IDC: IIoT-Anbieter präsentieren sich am Markt entweder als Generalisten oder als Spezialisten für einzelne Branchen oder Anwendungen. Wie planen Sie Ihr IIoT-Angebot in den kommenden Jahren weiterzuentwickeln?

Schnepf: Mit unserer offenen und skalierenden Edge-Computing-Plattform Edgizer ermöglichen wir unseren Industriekunden den flexiblen Einsatz unterschiedlichster Applikationen für ihre Maschinen über einen privaten Marketplace. Die Plattform bietet auch die erforderlichen Mechanismen, damit Industrieunternehmen mit ihren Kunden deren Nutzung von Applikationen abrechnen können. Zusätzlich zu dieser Plattformlösung bieten wir spezialisierte Produkte und Anwendungen an, die wir selbst entwickeln oder über unsere Partner, wie TeamViewer, SUSE und Advantech, in wachsendem Umfang bereitstellen und mit unserer umfassenden Beratungs- und Implementierungskompetenz ergänzen.
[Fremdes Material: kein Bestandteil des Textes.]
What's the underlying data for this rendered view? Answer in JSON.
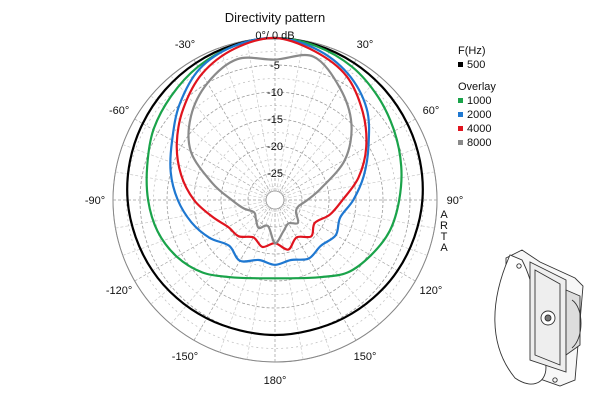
{
  "chart_data": {
    "type": "polar-line",
    "title": "Directivity pattern",
    "zero_label": "0°/ 0 dB",
    "watermark": [
      "A",
      "R",
      "T",
      "A"
    ],
    "angular_axis": {
      "tick_labels": [
        {
          "deg": -30,
          "label": "-30°"
        },
        {
          "deg": 30,
          "label": "30°"
        },
        {
          "deg": -60,
          "label": "-60°"
        },
        {
          "deg": 60,
          "label": "60°"
        },
        {
          "deg": -90,
          "label": "-90°"
        },
        {
          "deg": 90,
          "label": "90°"
        },
        {
          "deg": -120,
          "label": "-120°"
        },
        {
          "deg": 120,
          "label": "120°"
        },
        {
          "deg": -150,
          "label": "-150°"
        },
        {
          "deg": 150,
          "label": "150°"
        },
        {
          "deg": 180,
          "label": "180°"
        }
      ]
    },
    "radial_axis": {
      "unit": "dB",
      "range": [
        -30,
        0
      ],
      "tick_labels": [
        {
          "db": -5,
          "label": "-5"
        },
        {
          "db": -10,
          "label": "-10"
        },
        {
          "db": -15,
          "label": "-15"
        },
        {
          "db": -20,
          "label": "-20"
        },
        {
          "db": -25,
          "label": "-25"
        }
      ],
      "grid": true
    },
    "legend": {
      "header": "F(Hz)",
      "overlay_header": "Overlay",
      "placement": "right",
      "entries": [
        {
          "label": "500",
          "color": "#000000"
        },
        {
          "label": "1000",
          "color": "#1aa34a"
        },
        {
          "label": "2000",
          "color": "#1f78d1"
        },
        {
          "label": "4000",
          "color": "#e0141e"
        },
        {
          "label": "8000",
          "color": "#8a8a8a"
        }
      ]
    },
    "series": [
      {
        "name": "500",
        "color": "#000000",
        "angles": [
          0,
          15,
          30,
          45,
          60,
          75,
          90,
          105,
          120,
          135,
          150,
          165,
          180,
          195,
          210,
          225,
          240,
          255,
          270,
          285,
          300,
          315,
          330,
          345
        ],
        "values": [
          0,
          -0.3,
          -0.7,
          -1.2,
          -1.7,
          -2.2,
          -2.7,
          -3.3,
          -3.8,
          -4.3,
          -4.7,
          -5.0,
          -5.0,
          -5.0,
          -4.7,
          -4.3,
          -3.8,
          -3.3,
          -2.7,
          -2.2,
          -1.7,
          -1.2,
          -0.7,
          -0.3
        ]
      },
      {
        "name": "1000",
        "color": "#1aa34a",
        "angles": [
          0,
          15,
          30,
          45,
          60,
          75,
          90,
          105,
          120,
          135,
          150,
          165,
          180,
          195,
          210,
          225,
          240,
          255,
          270,
          285,
          300,
          315,
          330,
          345
        ],
        "values": [
          0,
          -0.5,
          -1.5,
          -3,
          -4.5,
          -5.8,
          -7,
          -8,
          -9.5,
          -11,
          -13.5,
          -15,
          -15.5,
          -15,
          -13.5,
          -11,
          -9,
          -7.5,
          -6.5,
          -5.5,
          -4,
          -2.8,
          -1.5,
          -0.5
        ]
      },
      {
        "name": "2000",
        "color": "#1f78d1",
        "angles": [
          0,
          15,
          30,
          45,
          60,
          75,
          90,
          105,
          120,
          135,
          150,
          165,
          180,
          195,
          210,
          225,
          240,
          255,
          270,
          285,
          300,
          315,
          330,
          345
        ],
        "values": [
          0,
          -1,
          -3,
          -6,
          -10,
          -13,
          -15.5,
          -17.5,
          -17,
          -18,
          -17.5,
          -18.5,
          -18,
          -18.5,
          -17,
          -18,
          -16,
          -14,
          -12,
          -10,
          -8,
          -5,
          -2,
          -0.5
        ]
      },
      {
        "name": "4000",
        "color": "#e0141e",
        "angles": [
          0,
          15,
          30,
          45,
          60,
          75,
          90,
          105,
          120,
          135,
          150,
          165,
          180,
          195,
          210,
          225,
          240,
          255,
          270,
          285,
          300,
          315,
          330,
          345
        ],
        "values": [
          0,
          -1.5,
          -3.5,
          -7,
          -10.5,
          -14,
          -17.5,
          -19.5,
          -21.5,
          -20.5,
          -22,
          -20.5,
          -22,
          -21,
          -22,
          -20.5,
          -20,
          -18,
          -15,
          -12,
          -9,
          -6,
          -3,
          -1
        ]
      },
      {
        "name": "8000",
        "color": "#8a8a8a",
        "angles": [
          0,
          15,
          30,
          45,
          60,
          75,
          90,
          105,
          120,
          135,
          150,
          165,
          180,
          195,
          210,
          225,
          240,
          255,
          270,
          285,
          300,
          315,
          330,
          345
        ],
        "values": [
          -4,
          -2.5,
          -6,
          -10,
          -15,
          -21,
          -24,
          -25.5,
          -25.5,
          -24,
          -25,
          -24,
          -22,
          -25,
          -24,
          -25,
          -25.5,
          -24,
          -22,
          -18,
          -12,
          -8,
          -5,
          -3
        ]
      }
    ]
  }
}
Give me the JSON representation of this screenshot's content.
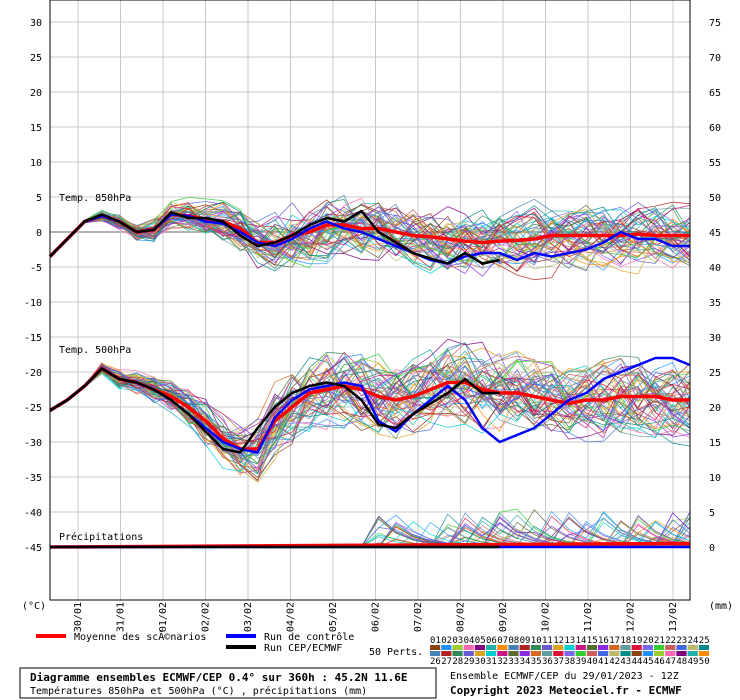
{
  "chart_data": {
    "type": "line",
    "title": "Diagramme ensembles ECMWF/CEP 0.4° sur 360h : 45.2N 11.6E",
    "subtitle": "Températures 850hPa et 500hPa (°C) , précipitations (mm)",
    "run_info": "Ensemble ECMWF/CEP du 29/01/2023 - 12Z",
    "copyright": "Copyright 2023 Meteociel.fr - ECMWF",
    "left_axis_unit": "(°C)",
    "right_axis_unit": "(mm)",
    "left_ticks": [
      30,
      25,
      20,
      15,
      10,
      5,
      0,
      -5,
      -10,
      -15,
      -20,
      -25,
      -30,
      -35,
      -40,
      -45
    ],
    "right_ticks": [
      75,
      70,
      65,
      60,
      55,
      50,
      45,
      40,
      35,
      30,
      25,
      20,
      15,
      10,
      5,
      0
    ],
    "ylim": [
      -45,
      30
    ],
    "date_labels": [
      "30/01",
      "31/01",
      "01/02",
      "02/02",
      "03/02",
      "04/02",
      "05/02",
      "06/02",
      "07/02",
      "08/02",
      "09/02",
      "10/02",
      "11/02",
      "12/02",
      "13/02"
    ],
    "panel_labels": {
      "t850": "Temp. 850hPa",
      "t500": "Temp. 500hPa",
      "precip": "Précipitations"
    },
    "legend": {
      "mean": "Moyenne des scÃ©narios",
      "control": "Run de contrôle",
      "oper": "Run CEP/ECMWF",
      "perts": "50 Perts."
    },
    "member_numbers_top": [
      "01",
      "02",
      "03",
      "04",
      "05",
      "06",
      "07",
      "08",
      "09",
      "10",
      "11",
      "12",
      "13",
      "14",
      "15",
      "16",
      "17",
      "18",
      "19",
      "20",
      "21",
      "22",
      "23",
      "24",
      "25"
    ],
    "member_numbers_bottom": [
      "26",
      "27",
      "28",
      "29",
      "30",
      "31",
      "32",
      "33",
      "34",
      "35",
      "36",
      "37",
      "38",
      "39",
      "40",
      "41",
      "42",
      "43",
      "44",
      "45",
      "46",
      "47",
      "48",
      "49",
      "50"
    ],
    "series": [
      {
        "name": "Moyenne des scÃ©narios",
        "color": "#ff0000",
        "t850": [
          [
            0,
            -3.5
          ],
          [
            0.5,
            -1
          ],
          [
            1,
            1.5
          ],
          [
            1.5,
            2.3
          ],
          [
            2,
            1.5
          ],
          [
            2.5,
            0
          ],
          [
            3,
            0.3
          ],
          [
            3.5,
            2.5
          ],
          [
            4,
            2.3
          ],
          [
            4.5,
            1.8
          ],
          [
            5,
            1.5
          ],
          [
            5.5,
            0.5
          ],
          [
            6,
            -1.5
          ],
          [
            6.5,
            -1.5
          ],
          [
            7,
            -0.5
          ],
          [
            7.5,
            0
          ],
          [
            8,
            1
          ],
          [
            8.5,
            1
          ],
          [
            9,
            0.5
          ],
          [
            9.5,
            0.5
          ],
          [
            10,
            0
          ],
          [
            10.5,
            -0.5
          ],
          [
            11,
            -0.7
          ],
          [
            11.5,
            -1
          ],
          [
            12,
            -1.3
          ],
          [
            12.5,
            -1.5
          ],
          [
            13,
            -1.3
          ],
          [
            13.5,
            -1.2
          ],
          [
            14,
            -1
          ],
          [
            14.5,
            -0.5
          ],
          [
            15,
            -0.5
          ],
          [
            15.5,
            -0.5
          ],
          [
            16,
            -0.5
          ],
          [
            16.5,
            -0.5
          ],
          [
            17,
            -0.3
          ],
          [
            17.5,
            -0.5
          ],
          [
            18,
            -0.5
          ],
          [
            18.5,
            -0.5
          ]
        ],
        "t500": [
          [
            0,
            -25.5
          ],
          [
            0.5,
            -24
          ],
          [
            1,
            -22
          ],
          [
            1.5,
            -19.5
          ],
          [
            2,
            -21
          ],
          [
            2.5,
            -21.5
          ],
          [
            3,
            -22.5
          ],
          [
            3.5,
            -23.5
          ],
          [
            4,
            -25
          ],
          [
            4.5,
            -27
          ],
          [
            5,
            -29.5
          ],
          [
            5.5,
            -31
          ],
          [
            6,
            -31
          ],
          [
            6.5,
            -27
          ],
          [
            7,
            -25
          ],
          [
            7.5,
            -23
          ],
          [
            8,
            -22.5
          ],
          [
            8.5,
            -22
          ],
          [
            9,
            -22.5
          ],
          [
            9.5,
            -23.5
          ],
          [
            10,
            -24
          ],
          [
            10.5,
            -23.5
          ],
          [
            11,
            -22.5
          ],
          [
            11.5,
            -21.5
          ],
          [
            12,
            -21.5
          ],
          [
            12.5,
            -22.5
          ],
          [
            13,
            -23
          ],
          [
            13.5,
            -23
          ],
          [
            14,
            -23.5
          ],
          [
            14.5,
            -24
          ],
          [
            15,
            -24.5
          ],
          [
            15.5,
            -24
          ],
          [
            16,
            -24
          ],
          [
            16.5,
            -23.5
          ],
          [
            17,
            -23.5
          ],
          [
            17.5,
            -23.5
          ],
          [
            18,
            -24
          ],
          [
            18.5,
            -24
          ]
        ],
        "precip_mm": [
          [
            0,
            0
          ],
          [
            18.5,
            0.5
          ]
        ]
      },
      {
        "name": "Run de contrôle",
        "color": "#0000ff",
        "t850": [
          [
            0,
            -3.5
          ],
          [
            0.5,
            -1
          ],
          [
            1,
            1.5
          ],
          [
            1.5,
            2.3
          ],
          [
            2,
            1.5
          ],
          [
            2.5,
            0
          ],
          [
            3,
            0.3
          ],
          [
            3.5,
            2.5
          ],
          [
            4,
            2.3
          ],
          [
            4.5,
            1.5
          ],
          [
            5,
            1.2
          ],
          [
            5.5,
            0
          ],
          [
            6,
            -1.5
          ],
          [
            6.5,
            -2
          ],
          [
            7,
            -1
          ],
          [
            7.5,
            0.5
          ],
          [
            8,
            1.5
          ],
          [
            8.5,
            0.5
          ],
          [
            9,
            0
          ],
          [
            9.5,
            -1
          ],
          [
            10,
            -2
          ],
          [
            10.5,
            -3
          ],
          [
            11,
            -4
          ],
          [
            11.5,
            -4.5
          ],
          [
            12,
            -3.5
          ],
          [
            12.5,
            -3
          ],
          [
            13,
            -3
          ],
          [
            13.5,
            -4
          ],
          [
            14,
            -3
          ],
          [
            14.5,
            -3.5
          ],
          [
            15,
            -3
          ],
          [
            15.5,
            -2.5
          ],
          [
            16,
            -1.5
          ],
          [
            16.5,
            0
          ],
          [
            17,
            -1
          ],
          [
            17.5,
            -1
          ],
          [
            18,
            -2
          ],
          [
            18.5,
            -2
          ]
        ],
        "t500": [
          [
            0,
            -25.5
          ],
          [
            0.5,
            -24
          ],
          [
            1,
            -22
          ],
          [
            1.5,
            -19.5
          ],
          [
            2,
            -21
          ],
          [
            2.5,
            -21.5
          ],
          [
            3,
            -22.5
          ],
          [
            3.5,
            -24
          ],
          [
            4,
            -26
          ],
          [
            4.5,
            -28
          ],
          [
            5,
            -30
          ],
          [
            5.5,
            -31
          ],
          [
            6,
            -31.5
          ],
          [
            6.5,
            -26.5
          ],
          [
            7,
            -24
          ],
          [
            7.5,
            -22.5
          ],
          [
            8,
            -22
          ],
          [
            8.5,
            -21.5
          ],
          [
            9,
            -22
          ],
          [
            9.5,
            -27
          ],
          [
            10,
            -28.5
          ],
          [
            10.5,
            -26
          ],
          [
            11,
            -24
          ],
          [
            11.5,
            -22
          ],
          [
            12,
            -24
          ],
          [
            12.5,
            -28
          ],
          [
            13,
            -30
          ],
          [
            13.5,
            -29
          ],
          [
            14,
            -28
          ],
          [
            14.5,
            -26
          ],
          [
            15,
            -24
          ],
          [
            15.5,
            -23
          ],
          [
            16,
            -21
          ],
          [
            16.5,
            -20
          ],
          [
            17,
            -19
          ],
          [
            17.5,
            -18
          ],
          [
            18,
            -18
          ],
          [
            18.5,
            -19
          ]
        ],
        "precip_mm": [
          [
            0,
            0
          ],
          [
            18.5,
            0
          ]
        ]
      },
      {
        "name": "Run CEP/ECMWF",
        "color": "#000000",
        "t850": [
          [
            0,
            -3.5
          ],
          [
            0.5,
            -1
          ],
          [
            1,
            1.5
          ],
          [
            1.5,
            2.5
          ],
          [
            2,
            1.5
          ],
          [
            2.5,
            0
          ],
          [
            3,
            0.3
          ],
          [
            3.5,
            2.8
          ],
          [
            4,
            2
          ],
          [
            4.5,
            2
          ],
          [
            5,
            1.5
          ],
          [
            5.5,
            -0.5
          ],
          [
            6,
            -2
          ],
          [
            6.5,
            -1.5
          ],
          [
            7,
            -0.5
          ],
          [
            7.5,
            1
          ],
          [
            8,
            2
          ],
          [
            8.5,
            1.5
          ],
          [
            9,
            3
          ],
          [
            9.5,
            0
          ],
          [
            10,
            -1.5
          ],
          [
            10.5,
            -3
          ],
          [
            11,
            -3.8
          ],
          [
            11.5,
            -4.5
          ],
          [
            12,
            -3
          ],
          [
            12.5,
            -4.5
          ],
          [
            13,
            -4
          ]
        ],
        "t500": [
          [
            0,
            -25.5
          ],
          [
            0.5,
            -24
          ],
          [
            1,
            -22
          ],
          [
            1.5,
            -19.5
          ],
          [
            2,
            -21
          ],
          [
            2.5,
            -21.5
          ],
          [
            3,
            -22.5
          ],
          [
            3.5,
            -24
          ],
          [
            4,
            -26
          ],
          [
            4.5,
            -28.5
          ],
          [
            5,
            -31
          ],
          [
            5.5,
            -31.5
          ],
          [
            6,
            -28
          ],
          [
            6.5,
            -25
          ],
          [
            7,
            -23
          ],
          [
            7.5,
            -22
          ],
          [
            8,
            -21.5
          ],
          [
            8.5,
            -22
          ],
          [
            9,
            -24
          ],
          [
            9.5,
            -27.5
          ],
          [
            10,
            -28
          ],
          [
            10.5,
            -26
          ],
          [
            11,
            -24.5
          ],
          [
            11.5,
            -23
          ],
          [
            12,
            -21
          ],
          [
            12.5,
            -23
          ],
          [
            13,
            -23
          ]
        ],
        "precip_mm": [
          [
            0,
            0
          ],
          [
            13,
            0
          ]
        ]
      }
    ],
    "grid": true,
    "legend_position": "bottom"
  }
}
In diesem Sinne glauben wir, insbesondere der mittelständisch geprägten Maschinenbauindustrie in Deutschland dauerhaft eine offene und zukunftssichere Plattform ohne unnötigen Vendor-Lock und ohne hohe Investitions- und Betriebskosten bieten zu könne


Case Study: Alfred H. Schütte GmbH & Co.KG

Die Alfred H. Schütte GmbH & Co. KG ist ein führender, weltweit agierender Hersteller von Werkzeugmaschinen. Um aus der Ferne frühzeitig Wartungen an seinen Maschinen anstoßen und Fehlerquellen identifizieren zu können, entwickelte das Kölner Unternehmen ein System zur Erfassung, lokalen Speicherung,  Aufbereitung und Visualisierung von Produktions- und Maschinendaten. Zur Umsetzung  benötigte Schütte eine  Möglichkeit, die entsprechende Software weltweit auszurollen, zu betreiben und Produktverbesserungen von einer zentralen Stelle aus vornehmen zu können. Außerdem sollte über die Lösung der Fernzugriff auf die einzelnen Maschinensteuerungen möglich sein.